PDGFA and PDGFRA expression was evaluated by immunohistochemistry in a series of 160 gliomas of distinct World Health Organization (WHO) malignancy grade. PDGFRA-activating gene mutations (exons 12, 18 and 23) were assessed in a subset of 86 cases by PCR-single-strand conformational polymorphism (PCR-SSCP), followed by direct sequencing. PDGFRA gene amplification analysis was performed in 57 cases by quantitative real-time PCR (QPCR) and further validated in a subset of cases by chromogenic in situ hybridisation (CISH) and microarray-based comparative genomic hybridisation (aCGH).
PDGFA and PDGFRA expression was found in 81.2% (130 out of 160) and 29.6% (48 out of 160) of gliomas, respectively. Its expression was significantly correlated with histological type of the tumours; however, no significant association between the expression of the ligand and its receptor was observed. The absence of PDGFA expression was significantly associated with the age of patients and with poor prognosis. Although PDGFRA gene-activating mutations were not found, PDGFRA gene amplification was observed in 21.1% (12 out of 57) of gliomas. No association was found between the presence of PDGFRA gene amplification and expression, excepting for grade II diffuse astrocytomas.
The concurrent expression of PDGFA and PDGFRA in different subtypes of gliomas, reinforce the recognised significance of this signalling pathway in gliomas. PDGFRA gene amplification rather than gene mutation may be the underlying genetic mechanism driving PDGFRA overexpression in a portion of gliomas. Taken together, our results could provide in the future a molecular basis for PDGFRA-targeted therapies in gliomas.

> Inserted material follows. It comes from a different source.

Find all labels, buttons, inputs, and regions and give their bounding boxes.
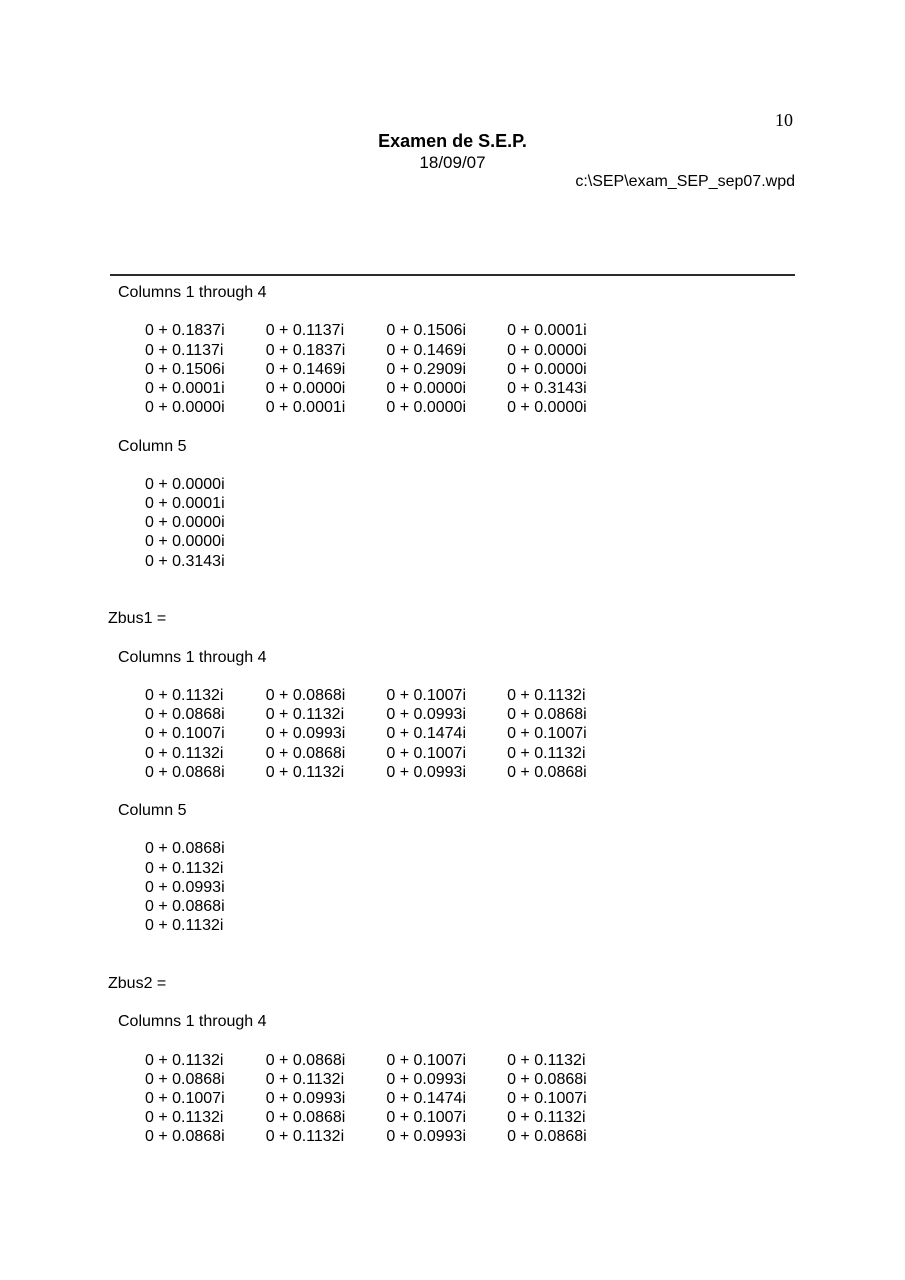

恶性胶质瘤是最常见的原发性脑肿瘤类型,但针对这些肿瘤的治疗手段有限。血小板衍生生长因子(PDGF)信号通路已被证明是胶质瘤发展的关键调节因子。评估抗PDGFRA疗法对胶质瘤疗效的临床试验正在进行。在本研究中,我们旨在分析PDGFA及其受体PDGFRA的表达,以及在一系列人类胶质瘤中驱动其表达的潜在遗传(突变和扩增)机制。
通过免疫组织化学评估160例不同世界卫生组织(WHO)恶性等级的胶质瘤中PDGFA和PDGFRA的表达。通过聚合酶链反应-单链构象多态性(PCR-SSCP)对86例患者的子集进行PDGFRA激活基因突变(外显子12、18和23)评估,随后进行直接测序。通过定量实时PCR(QPCR)对57例患者进行PDGFRA基因扩增分析,并通过显色原位杂交(CISH)和基于微阵列的比较基因组杂交(aCGH)在部分病例子集中进一步验证。
分别在81.2%(160例中的130例)和29.6%(160例中的48例)的胶质瘤中发现了PDGFA和PDGFRA的表达。其表达与肿瘤的组织学类型显著相关;然而,未观察到配体与其受体表达之间的显著关联。PDGFA表达缺失与患者年龄和预后不良显著相关。虽然未发现PDGFRA基因激活突变,但在21.1%(57例中的12例)的胶质瘤中观察到了PDGFRA基因扩增。除II级弥漫性星形细胞瘤外,未发现PDGFRA基因扩增与表达之间的关联。
PDGFA和PDGFRA在不同亚型胶质瘤中的同时表达,强化了该信号通路在胶质瘤中公认的重要性。PDGFRA基因扩增而非基因突变可能是部分胶质瘤中驱动PDGFRA过表达的潜在遗传机制。综上所述,我们的结果未来可为胶质瘤中针对PDGFRA的治疗提供分子基础。